Aside from submitting the Liberty document, petitioner refused to discuss or present evidence concerning the issues to be decided by the Court. The Court invited petitioner six times to explain or submit evidence to support the claimed deductions for 1985 and 1986. Petitioner instead repeatedly objected to the Internal Revenue Service's authority or jurisdiction, citing as his authority the Liberty document.
The determination of respondent, as contained in his statutory notice of deficiency, is presumed to be correct. Petitioner bears the burden of proving that respondent erred in his determination. New Colonial Ice Co. v. Helvering [4 USTC ╤ 1291], 292 U.S. 435, 440 (1934); Welch v. Helvering [3 USTC ╤ 1164], 290 U.S. 111, 115 (1933); Rule 142(a).
Petitioner's arguments in Court at the trial of this case served no useful purpose. He did not introduce any evidence to dispute respondent's determination. Petitioner had no intention of addressing the substantive issues before the Court for trial. Moreover, petitioner resisted every effort made by the Court to encourage him to address these issues.
In sum, petitioner has failed to carry his burden of proof that respondent's determinations as to the disputed items and additions to tax are incorrect. Accordingly, respondent's determinations are sustained.
It is apparent that petitioner brought this action purely for purposes of delay. His arguments before this Court were patently frivolous.

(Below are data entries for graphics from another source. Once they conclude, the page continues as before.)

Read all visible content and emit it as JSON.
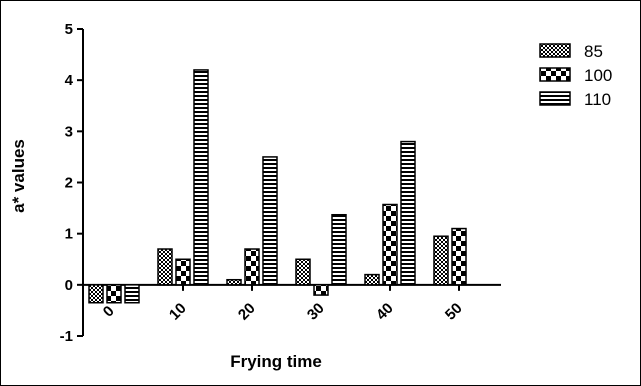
{
  "chart_data": {
    "type": "bar",
    "title": "",
    "xlabel": "Frying time",
    "ylabel": "a* values",
    "categories": [
      "0",
      "10",
      "20",
      "30",
      "40",
      "50"
    ],
    "ylim": [
      -1,
      5
    ],
    "yticks": [
      "-1",
      "0",
      "1",
      "2",
      "3",
      "4",
      "5"
    ],
    "series": [
      {
        "name": "85",
        "pattern": "checker-fine",
        "values": [
          -0.35,
          0.7,
          0.1,
          0.5,
          0.2,
          0.95
        ]
      },
      {
        "name": "100",
        "pattern": "checker-coarse",
        "values": [
          -0.35,
          0.5,
          0.7,
          -0.2,
          1.57,
          1.1
        ]
      },
      {
        "name": "110",
        "pattern": "horizontal-stripes",
        "values": [
          -0.35,
          4.2,
          2.5,
          1.37,
          2.8,
          null
        ]
      }
    ],
    "grid": false,
    "legend": "right"
  }
}
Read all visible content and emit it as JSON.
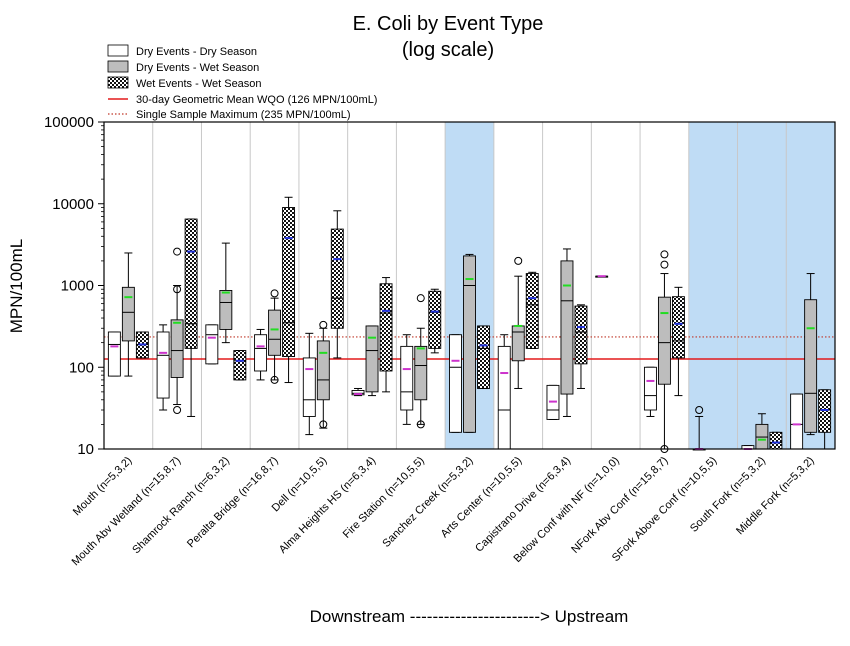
{
  "chart_data": {
    "type": "box",
    "title_line1": "E. Coli by Event Type",
    "title_line2": "(log scale)",
    "ylabel": "MPN/100mL",
    "xlabel": "Downstream -----------------------> Upstream",
    "yscale": "log",
    "ylim": [
      10,
      100000
    ],
    "y_ticks": [
      "10",
      "100",
      "1000",
      "10000",
      "100000"
    ],
    "categories": [
      "Mouth (n=5,3,2)",
      "Mouth Abv Wetland (n=15,8,7)",
      "Shamrock Ranch (n=6,3,2)",
      "Peralta Bridge (n=16,8,7)",
      "Dell (n=10,5,5)",
      "Alma Heights HS (n=6,3,4)",
      "Fire Station (n=10,5,5)",
      "Sanchez Creek (n=5,3,2)",
      "Arts Center (n=10,5,5)",
      "Capistrano Drive (n=6,3,4)",
      "Below Conf with NF (n=1,0,0)",
      "NFork Abv Conf (n=15,8,7)",
      "SFork Above Conf (n=10,5,5)",
      "South Fork (n=5,3,2)",
      "Middle Fork (n=5,3,2)"
    ],
    "shaded_category_indices": [
      7,
      12,
      13,
      14
    ],
    "shade_color": "#bfdcf5",
    "legend": {
      "placement": "top-left",
      "items": [
        {
          "label": "Dry Events - Dry Season",
          "kind": "dry"
        },
        {
          "label": "Dry Events - Wet Season",
          "kind": "drywet"
        },
        {
          "label": "Wet Events - Wet Season",
          "kind": "wet"
        },
        {
          "label": "30-day Geometric Mean WQO (126 MPN/100mL)",
          "kind": "solid-line"
        },
        {
          "label": "Single Sample Maximum (235 MPN/100mL)",
          "kind": "dotted-line"
        }
      ]
    },
    "reference_lines": [
      {
        "value": 126,
        "style": "solid",
        "color": "#e41a1c"
      },
      {
        "value": 235,
        "style": "dotted",
        "color": "#c0392b"
      }
    ],
    "series": [
      {
        "name": "Dry Events - Dry Season",
        "kind": "dry",
        "boxes": [
          {
            "cat": 0,
            "wlo": 78,
            "q1": 78,
            "med": 190,
            "q3": 270,
            "whi": 270,
            "mean": 180,
            "out": []
          },
          {
            "cat": 1,
            "wlo": 30,
            "q1": 42,
            "med": 140,
            "q3": 270,
            "whi": 330,
            "mean": 150,
            "out": []
          },
          {
            "cat": 2,
            "wlo": 110,
            "q1": 110,
            "med": 250,
            "q3": 330,
            "whi": 330,
            "mean": 230,
            "out": []
          },
          {
            "cat": 3,
            "wlo": 70,
            "q1": 90,
            "med": 170,
            "q3": 250,
            "whi": 290,
            "mean": 180,
            "out": []
          },
          {
            "cat": 4,
            "wlo": 15,
            "q1": 25,
            "med": 40,
            "q3": 130,
            "whi": 260,
            "mean": 95,
            "out": []
          },
          {
            "cat": 5,
            "wlo": 45,
            "q1": 46,
            "med": 48,
            "q3": 52,
            "whi": 55,
            "mean": 47,
            "out": []
          },
          {
            "cat": 6,
            "wlo": 20,
            "q1": 30,
            "med": 50,
            "q3": 180,
            "whi": 250,
            "mean": 95,
            "out": []
          },
          {
            "cat": 7,
            "wlo": 16,
            "q1": 16,
            "med": 100,
            "q3": 250,
            "whi": 250,
            "mean": 120,
            "out": []
          },
          {
            "cat": 8,
            "wlo": 10,
            "q1": 10,
            "med": 30,
            "q3": 180,
            "whi": 250,
            "mean": 85,
            "out": []
          },
          {
            "cat": 9,
            "wlo": 23,
            "q1": 23,
            "med": 30,
            "q3": 60,
            "whi": 60,
            "mean": 38,
            "out": []
          },
          {
            "cat": 10,
            "wlo": 1300,
            "q1": 1300,
            "med": 1300,
            "q3": 1300,
            "whi": 1300,
            "mean": 1300,
            "out": []
          },
          {
            "cat": 11,
            "wlo": 25,
            "q1": 30,
            "med": 45,
            "q3": 100,
            "whi": 100,
            "mean": 68,
            "out": []
          },
          {
            "cat": 12,
            "wlo": 10,
            "q1": 10,
            "med": 10,
            "q3": 10,
            "whi": 25,
            "mean": 10,
            "out": [
              30
            ]
          },
          {
            "cat": 13,
            "wlo": 10,
            "q1": 10,
            "med": 10,
            "q3": 11,
            "whi": 11,
            "mean": 10,
            "out": []
          },
          {
            "cat": 14,
            "wlo": 10,
            "q1": 10,
            "med": 20,
            "q3": 47,
            "whi": 47,
            "mean": 20,
            "out": []
          }
        ]
      },
      {
        "name": "Dry Events - Wet Season",
        "kind": "drywet",
        "boxes": [
          {
            "cat": 0,
            "wlo": 78,
            "q1": 210,
            "med": 470,
            "q3": 950,
            "whi": 2500,
            "mean": 720,
            "out": []
          },
          {
            "cat": 1,
            "wlo": 35,
            "q1": 75,
            "med": 160,
            "q3": 380,
            "whi": 1000,
            "mean": 350,
            "out": [
              30,
              900,
              2600
            ]
          },
          {
            "cat": 2,
            "wlo": 200,
            "q1": 290,
            "med": 620,
            "q3": 870,
            "whi": 3300,
            "mean": 820,
            "out": []
          },
          {
            "cat": 3,
            "wlo": 70,
            "q1": 140,
            "med": 220,
            "q3": 500,
            "whi": 700,
            "mean": 290,
            "out": [
              70,
              800
            ]
          },
          {
            "cat": 4,
            "wlo": 18,
            "q1": 40,
            "med": 70,
            "q3": 210,
            "whi": 300,
            "mean": 150,
            "out": [
              20,
              330
            ]
          },
          {
            "cat": 5,
            "wlo": 45,
            "q1": 50,
            "med": 160,
            "q3": 320,
            "whi": 320,
            "mean": 230,
            "out": []
          },
          {
            "cat": 6,
            "wlo": 20,
            "q1": 40,
            "med": 105,
            "q3": 180,
            "whi": 300,
            "mean": 170,
            "out": [
              20,
              700
            ]
          },
          {
            "cat": 7,
            "wlo": 16,
            "q1": 16,
            "med": 1000,
            "q3": 2300,
            "whi": 2400,
            "mean": 1200,
            "out": []
          },
          {
            "cat": 8,
            "wlo": 55,
            "q1": 120,
            "med": 270,
            "q3": 320,
            "whi": 1300,
            "mean": 320,
            "out": [
              2000
            ]
          },
          {
            "cat": 9,
            "wlo": 25,
            "q1": 47,
            "med": 650,
            "q3": 2000,
            "whi": 2800,
            "mean": 1000,
            "out": []
          },
          {
            "cat": 11,
            "wlo": 10,
            "q1": 62,
            "med": 200,
            "q3": 720,
            "whi": 1400,
            "mean": 460,
            "out": [
              10,
              1800,
              2400
            ]
          },
          {
            "cat": 13,
            "wlo": 10,
            "q1": 10,
            "med": 14,
            "q3": 20,
            "whi": 27,
            "mean": 13,
            "out": []
          },
          {
            "cat": 14,
            "wlo": 15,
            "q1": 16,
            "med": 48,
            "q3": 670,
            "whi": 1400,
            "mean": 300,
            "out": []
          }
        ]
      },
      {
        "name": "Wet Events - Wet Season",
        "kind": "wet",
        "boxes": [
          {
            "cat": 0,
            "wlo": 130,
            "q1": 130,
            "med": 190,
            "q3": 270,
            "whi": 270,
            "mean": 190,
            "out": []
          },
          {
            "cat": 1,
            "wlo": 25,
            "q1": 170,
            "med": 340,
            "q3": 6500,
            "whi": 6500,
            "mean": 2600,
            "out": []
          },
          {
            "cat": 2,
            "wlo": 70,
            "q1": 70,
            "med": 120,
            "q3": 160,
            "whi": 160,
            "mean": 120,
            "out": []
          },
          {
            "cat": 3,
            "wlo": 65,
            "q1": 135,
            "med": 350,
            "q3": 9000,
            "whi": 12000,
            "mean": 3800,
            "out": []
          },
          {
            "cat": 4,
            "wlo": 130,
            "q1": 300,
            "med": 700,
            "q3": 4900,
            "whi": 8200,
            "mean": 2100,
            "out": []
          },
          {
            "cat": 5,
            "wlo": 50,
            "q1": 90,
            "med": 460,
            "q3": 1050,
            "whi": 1250,
            "mean": 490,
            "out": []
          },
          {
            "cat": 6,
            "wlo": 150,
            "q1": 170,
            "med": 470,
            "q3": 850,
            "whi": 900,
            "mean": 480,
            "out": []
          },
          {
            "cat": 7,
            "wlo": 55,
            "q1": 55,
            "med": 170,
            "q3": 320,
            "whi": 320,
            "mean": 185,
            "out": []
          },
          {
            "cat": 8,
            "wlo": 170,
            "q1": 170,
            "med": 580,
            "q3": 1400,
            "whi": 1450,
            "mean": 700,
            "out": []
          },
          {
            "cat": 9,
            "wlo": 55,
            "q1": 110,
            "med": 270,
            "q3": 560,
            "whi": 580,
            "mean": 310,
            "out": []
          },
          {
            "cat": 11,
            "wlo": 45,
            "q1": 130,
            "med": 210,
            "q3": 730,
            "whi": 950,
            "mean": 340,
            "out": []
          },
          {
            "cat": 13,
            "wlo": 10,
            "q1": 10,
            "med": 12,
            "q3": 16,
            "whi": 16,
            "mean": 12,
            "out": []
          },
          {
            "cat": 14,
            "wlo": 10,
            "q1": 16,
            "med": 30,
            "q3": 53,
            "whi": 53,
            "mean": 30,
            "out": []
          }
        ]
      }
    ]
  }
}
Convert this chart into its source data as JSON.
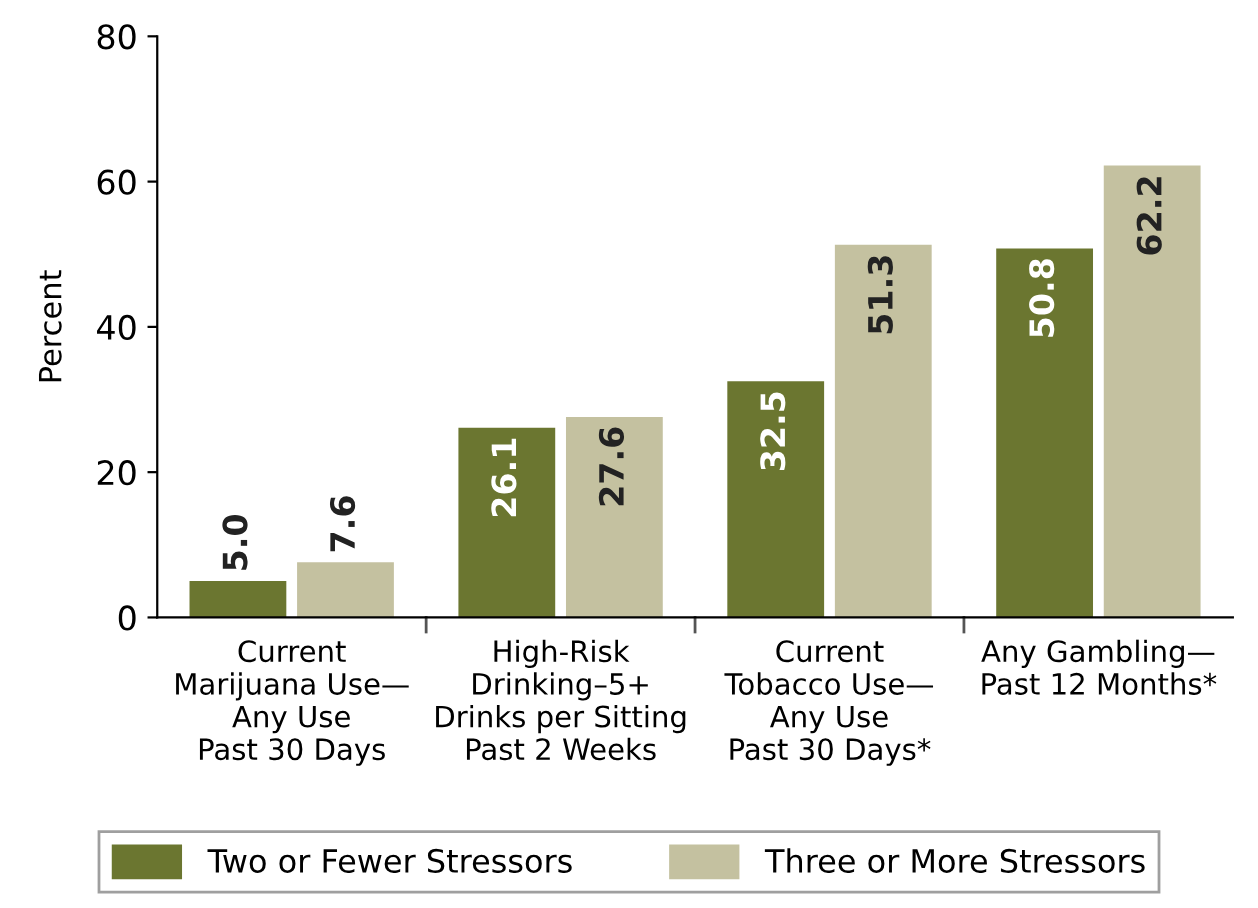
{
  "chart_data": {
    "type": "bar",
    "ylabel": "Percent",
    "categories": [
      "Current\nMarijuana Use—\nAny Use\nPast 30 Days",
      "High-Risk\nDrinking–5+\nDrinks per Sitting\nPast 2 Weeks",
      "Current\nTobacco Use—\nAny Use\nPast 30 Days*",
      "Any Gambling—\nPast 12 Months*"
    ],
    "series": [
      {
        "name": "Two or Fewer Stressors",
        "color": "#6b7630",
        "values": [
          5.0,
          26.1,
          32.5,
          50.8
        ],
        "value_labels": [
          "5.0",
          "26.1",
          "32.5",
          "50.8"
        ]
      },
      {
        "name": "Three or More Stressors",
        "color": "#c4c1a0",
        "values": [
          7.6,
          27.6,
          51.3,
          62.2
        ],
        "value_labels": [
          "7.6",
          "27.6",
          "51.3",
          "62.2"
        ]
      }
    ],
    "ylim": [
      0,
      80
    ],
    "yticks": [
      0,
      20,
      40,
      60,
      80
    ],
    "grid": false,
    "legend": "bottom"
  }
}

Section 6673 provides that the Tax Court may require the taxpayer to pay to the United States a penalty not in excess of $25,000 where it appears that the taxpayer's position in the proceedings is frivolous, groundless, or instituted primarily for delay. Section 6673(a), as amended by section 7731 of the Omnibus Reconciliation Act of 1989, Pub. L. 101-239, 103 Stat. 2106, 2400. The Court concludes that the provisions of section 6673 are applicable to this case. Accordingly, we hold that petitioner is required to pay to the United States a penalty in the amount of $3,000.
Decision will be entered for the respondent.